Die Putschisten öffneten an diesem Mittwoch wieder die Grenzen zu einigen Nachbarländern, darunter Mali und Burkina Faso, deren Militärmachthaber den Putsch im Niger unterstützen. Dies deutete darauf hin, dass sich eine neue Allianz gegen den Rest der 15 ECOWAS-Staaten bilden könnte. Tiani entsandte am Mittwoch eine Delegation nach Mali und Burkina Faso, wie ein Sprecher des neuen Militärführers ohne Nennung weiterer Einzelheiten sagte.

Eine Woche nach dem Militärputsch im Niger begannen Frankreich und Italien mit der Evakuierung ihrer und ausländischer Staatsbürger. Ein Sonderflug sei am Mittwochmorgen in Rom gelandet, teilte Außenminister Antonio Tajani auf Twitter (X) mit. An Bord des Flugzeugs waren nach Angaben der Nachrichtenagentur ANSA 87 Menschen, unter ihnen 36 Italiener, 21 Amerikaner, vier Bulgaren und zwei Österreicher.

Ein Evakuierungsflug mit mehr als 260 Menschen an Bord landete mittlerweile laut Behörden in Frankreich. Es gab keine Angaben dazu, ob auch Menschen aus anderen EU-Ländern an Bord der Maschine waren. Nach Informationen des französischen Generalstabs waren auch zwei weitere Flugzeuge für die Evakuierung nach Niamey geschickt worden. Etwa 500 bis 600 Franzosen sind den Angaben zufolge im Land. Andere Europäer, die das Land verlassen wollten, könnten mitkommen, hatte es geheißen.

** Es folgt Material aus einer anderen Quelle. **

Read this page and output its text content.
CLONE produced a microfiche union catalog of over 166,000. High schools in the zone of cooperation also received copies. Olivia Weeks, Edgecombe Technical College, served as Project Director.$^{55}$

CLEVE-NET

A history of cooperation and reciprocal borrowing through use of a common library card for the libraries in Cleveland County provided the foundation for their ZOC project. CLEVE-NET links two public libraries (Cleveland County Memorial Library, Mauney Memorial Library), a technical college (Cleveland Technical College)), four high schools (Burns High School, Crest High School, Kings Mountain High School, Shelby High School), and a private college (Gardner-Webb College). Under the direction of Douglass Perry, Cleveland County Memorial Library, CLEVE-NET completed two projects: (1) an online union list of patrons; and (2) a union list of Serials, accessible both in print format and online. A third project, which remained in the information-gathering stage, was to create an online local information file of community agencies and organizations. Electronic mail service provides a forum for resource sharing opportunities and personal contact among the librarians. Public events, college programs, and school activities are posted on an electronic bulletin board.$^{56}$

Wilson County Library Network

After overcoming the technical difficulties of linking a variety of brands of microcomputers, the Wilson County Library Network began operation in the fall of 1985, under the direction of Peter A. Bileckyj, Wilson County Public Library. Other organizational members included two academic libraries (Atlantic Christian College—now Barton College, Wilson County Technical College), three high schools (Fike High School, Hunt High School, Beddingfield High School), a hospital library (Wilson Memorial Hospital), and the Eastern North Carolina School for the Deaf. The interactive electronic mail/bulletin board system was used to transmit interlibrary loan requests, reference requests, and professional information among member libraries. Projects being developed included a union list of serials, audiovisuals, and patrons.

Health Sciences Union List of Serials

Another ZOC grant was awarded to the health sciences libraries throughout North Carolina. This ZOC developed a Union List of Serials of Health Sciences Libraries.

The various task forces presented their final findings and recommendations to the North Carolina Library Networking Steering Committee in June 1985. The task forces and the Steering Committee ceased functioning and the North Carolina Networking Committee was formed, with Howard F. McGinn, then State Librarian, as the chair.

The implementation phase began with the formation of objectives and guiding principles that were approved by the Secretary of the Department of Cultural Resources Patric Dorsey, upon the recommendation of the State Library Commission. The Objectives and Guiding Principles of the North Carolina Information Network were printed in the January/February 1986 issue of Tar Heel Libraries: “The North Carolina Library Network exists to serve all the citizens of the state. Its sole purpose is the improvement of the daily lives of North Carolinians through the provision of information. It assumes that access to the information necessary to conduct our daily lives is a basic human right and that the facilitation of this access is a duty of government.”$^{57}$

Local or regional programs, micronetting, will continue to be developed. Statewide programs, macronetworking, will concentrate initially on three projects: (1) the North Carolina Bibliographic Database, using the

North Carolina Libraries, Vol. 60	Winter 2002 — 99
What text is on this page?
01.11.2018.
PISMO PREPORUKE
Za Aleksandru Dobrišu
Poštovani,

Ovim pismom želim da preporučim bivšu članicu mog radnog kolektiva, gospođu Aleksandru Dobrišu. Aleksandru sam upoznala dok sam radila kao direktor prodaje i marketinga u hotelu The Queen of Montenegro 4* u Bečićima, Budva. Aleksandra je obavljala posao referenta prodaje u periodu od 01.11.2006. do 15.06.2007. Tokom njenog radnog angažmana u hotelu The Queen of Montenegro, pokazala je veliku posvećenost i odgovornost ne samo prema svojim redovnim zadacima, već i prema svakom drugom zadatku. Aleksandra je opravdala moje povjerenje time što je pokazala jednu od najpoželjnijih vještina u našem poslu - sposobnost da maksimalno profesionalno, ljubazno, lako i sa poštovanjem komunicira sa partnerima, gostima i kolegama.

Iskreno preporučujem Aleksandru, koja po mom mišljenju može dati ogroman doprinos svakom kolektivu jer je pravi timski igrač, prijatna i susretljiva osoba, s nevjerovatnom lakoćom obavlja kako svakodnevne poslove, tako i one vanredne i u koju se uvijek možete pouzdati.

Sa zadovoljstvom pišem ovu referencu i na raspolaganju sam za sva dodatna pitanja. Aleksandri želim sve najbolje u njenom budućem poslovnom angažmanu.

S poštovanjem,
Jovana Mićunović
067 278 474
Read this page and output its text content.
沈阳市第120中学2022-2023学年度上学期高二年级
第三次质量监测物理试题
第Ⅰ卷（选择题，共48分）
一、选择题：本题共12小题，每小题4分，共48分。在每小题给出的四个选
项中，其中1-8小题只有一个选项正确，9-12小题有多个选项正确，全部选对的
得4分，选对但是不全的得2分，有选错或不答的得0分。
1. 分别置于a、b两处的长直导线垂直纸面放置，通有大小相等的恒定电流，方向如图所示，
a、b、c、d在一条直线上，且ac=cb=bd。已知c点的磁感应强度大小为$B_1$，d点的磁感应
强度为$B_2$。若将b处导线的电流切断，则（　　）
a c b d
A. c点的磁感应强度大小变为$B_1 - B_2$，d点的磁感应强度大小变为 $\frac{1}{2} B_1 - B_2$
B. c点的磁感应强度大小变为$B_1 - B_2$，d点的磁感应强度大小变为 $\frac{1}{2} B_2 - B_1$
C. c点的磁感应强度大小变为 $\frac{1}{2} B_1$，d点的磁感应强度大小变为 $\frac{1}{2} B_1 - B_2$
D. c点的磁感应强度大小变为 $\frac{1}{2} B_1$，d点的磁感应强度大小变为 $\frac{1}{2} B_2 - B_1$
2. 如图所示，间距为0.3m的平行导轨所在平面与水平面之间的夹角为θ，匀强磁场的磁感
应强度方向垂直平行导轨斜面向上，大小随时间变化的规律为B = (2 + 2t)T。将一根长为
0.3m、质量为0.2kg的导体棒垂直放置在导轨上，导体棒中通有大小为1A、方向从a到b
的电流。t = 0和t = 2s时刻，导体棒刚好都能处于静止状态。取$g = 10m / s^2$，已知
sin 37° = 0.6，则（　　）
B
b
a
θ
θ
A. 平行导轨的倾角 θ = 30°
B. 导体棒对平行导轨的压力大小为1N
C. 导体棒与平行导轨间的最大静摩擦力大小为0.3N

Insgesamt konnten nach Angaben aus dem Außenministerium in Wien vom Mittwoch bisher drei Österreicher aus dem Niger sicher außer Landes gebracht werden. “Mein Dank gilt unseren italienischen und französischen Partnern für die Hilfe bei der Evakuierung”, sagte Außenminister Alexander Schallenberg (ÖVP) gegenüber der APA. Das sei europäische Solidarität par excellence. Aktuell sind noch vier Österreicher mit Aufenthaltsort Niger beim Ministerium registriert. Mit den im Niger Verbliebenen bestehe laufend direkt und persönlicher Kontakt zu Entwicklungen und weiteren Möglichkeiten, sie bei einer sicheren Ausreise zu unterstützen, so das Außenministerium weiter.

“Der Putsch in Niger ist ein herber Rückschlag für die Bemühungen um Stabilität im Sahel! Nach Mali und Burkina Faso gerät nun ein weiterer Staat der Sahelzone in die Negativspirale von Militärgewalt und politischer Destabilisierung. Es braucht eine rasche und friedliche Rückkehr zur verfassungsmäßigen Ordnung”, forderte Schallenberg. Ein sicherheitspolitisches Vakuum in der Sahelzone hätte negative Auswirkungen weit den Sahel hinaus, “darunter ein Erstarken des islamistischen Terrorismus und erhöhten Migrationsdruck.”

Unterdessen hat Niger die Land- und Luftgrenzen zu fünf Nachbarstaaten wieder geöffnet. Einer der Putschisten erklärte am Dienstag im nationalen Fernsehen, dass die Grenzen zu Algerien, Burkina Faso, Libyen, Mali und dem Tschad “ab heute” wieder offen seien. Alle Land- und Luftgrenzen des Landes waren am Abend des Putsches geschlossen worden. Zudem ernannte die Junta neue Gouverneure für die acht Regionen des Landes. Die Grenzen zu den ECOWAS-Staaten Benin und Nigeria blieben zunächst jedoch geschlossen.